News and Opinion from Sisters, Oregon
At least one Sisters school is likely to participate in a new program intended to make the Deschutes Public Library System (DPLS) more accessible to students. One purpose is to improve students’ research skills.
DPLS Director Michael Gaston is making the rounds of Deschutes County school boards to explain the project. He spoke briefly to the Sisters School Board at its March 7 meeting.
Three of the 28 schools in the county will be selected for the first year, 2005-06.
Schools must apply for the program and must meet certain basic criteria to be eligible for selection. Sisters Superintendent Ted Thonstad said last week he thought both the district’s high school and its middle school might apply.
The cost for participating schools should be minimal. The library system would install two computers in each school, one a reference workstation for research and the other a circulation station. The system will also train school media center managers in the use of theequipment.
Students or school staff members could use the reference computer to search the DPLS collection of 150,000 titles “using the online catalog.” Materials they request would be forwarded to their school within a day via the library system’s courierservice.
“The program is designed to build upon the existing school media centers,” Gaston says in a general letter to school officials. “A minimum level of school funding for the media center will be required as a condition of eligibility, including at least part-time paid staffing and a basic level of investment in the local school library collection.”
The library system is describing the project as an experiment. It will be evaluated after the first year and expanded if it works well. The application deadline for the first year is April 15.

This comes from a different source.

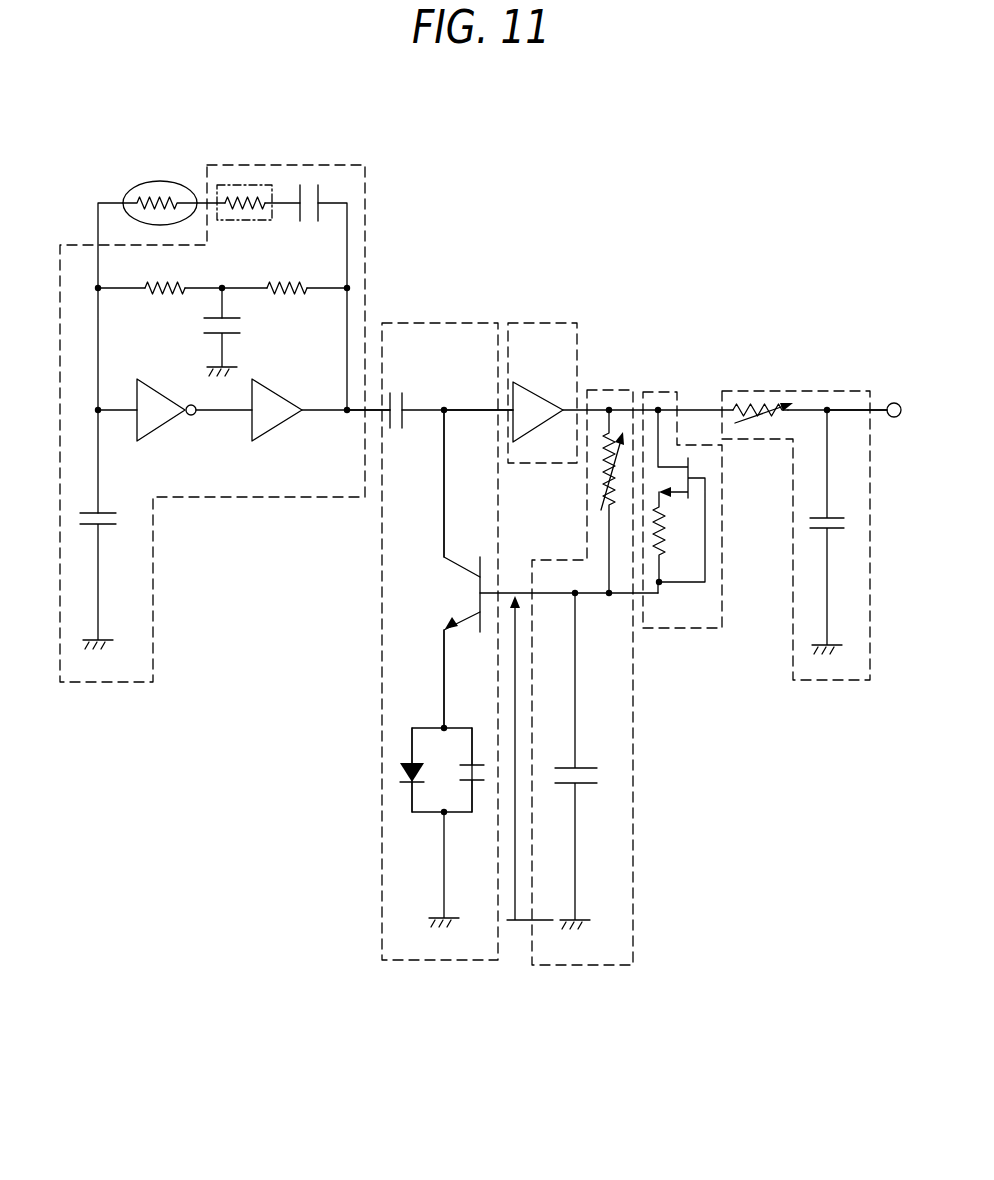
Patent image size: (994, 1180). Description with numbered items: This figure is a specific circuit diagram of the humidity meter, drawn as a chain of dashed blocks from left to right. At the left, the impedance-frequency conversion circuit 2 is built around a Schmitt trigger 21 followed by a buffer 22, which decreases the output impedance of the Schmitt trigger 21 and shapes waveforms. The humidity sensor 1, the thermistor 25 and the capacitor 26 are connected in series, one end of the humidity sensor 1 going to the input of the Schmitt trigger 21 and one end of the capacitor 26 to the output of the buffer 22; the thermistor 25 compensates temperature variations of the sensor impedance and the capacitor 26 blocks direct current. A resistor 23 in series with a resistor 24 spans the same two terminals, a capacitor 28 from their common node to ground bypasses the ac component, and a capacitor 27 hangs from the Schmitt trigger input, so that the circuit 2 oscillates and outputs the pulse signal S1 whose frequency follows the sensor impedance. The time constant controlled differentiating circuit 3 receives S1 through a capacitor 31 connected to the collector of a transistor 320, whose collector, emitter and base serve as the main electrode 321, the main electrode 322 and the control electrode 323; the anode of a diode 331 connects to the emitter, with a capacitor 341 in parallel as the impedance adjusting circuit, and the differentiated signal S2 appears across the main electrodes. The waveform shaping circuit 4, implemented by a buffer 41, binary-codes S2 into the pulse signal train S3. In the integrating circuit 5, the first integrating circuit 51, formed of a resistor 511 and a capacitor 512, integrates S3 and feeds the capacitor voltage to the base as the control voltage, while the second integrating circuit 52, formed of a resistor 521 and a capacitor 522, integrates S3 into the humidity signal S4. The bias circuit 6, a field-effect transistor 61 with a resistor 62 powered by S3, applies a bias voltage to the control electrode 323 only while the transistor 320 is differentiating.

Gaston told The Nugget last week that the program has been put together primarily by his Youth Services staff. He said one of its purposes is to encourage schools to invest more in their own media centers.
“I’m its (the program’s) biggest supporter,” he declared.
Sisters Middle School Principal Lora Nordquist said last week she’s “99 percent certain” that her school will apply to participate the first year. She sees one of the program’s chief advantages as being “some good support services from Deschutes Public Library about using research materials.”
“The Internet has been the bane of research in a lot of ways,” she said, “because without really careful teaching there’s too much information. It’s so unfiltered and kids really need help.
“And they tend to reject books…as good sources of information. So this is one of the things that might be really valuable about (the DPLS program) — to help us help kids develop better research skills and understand the range of materials that could be helpful to them in doing research.”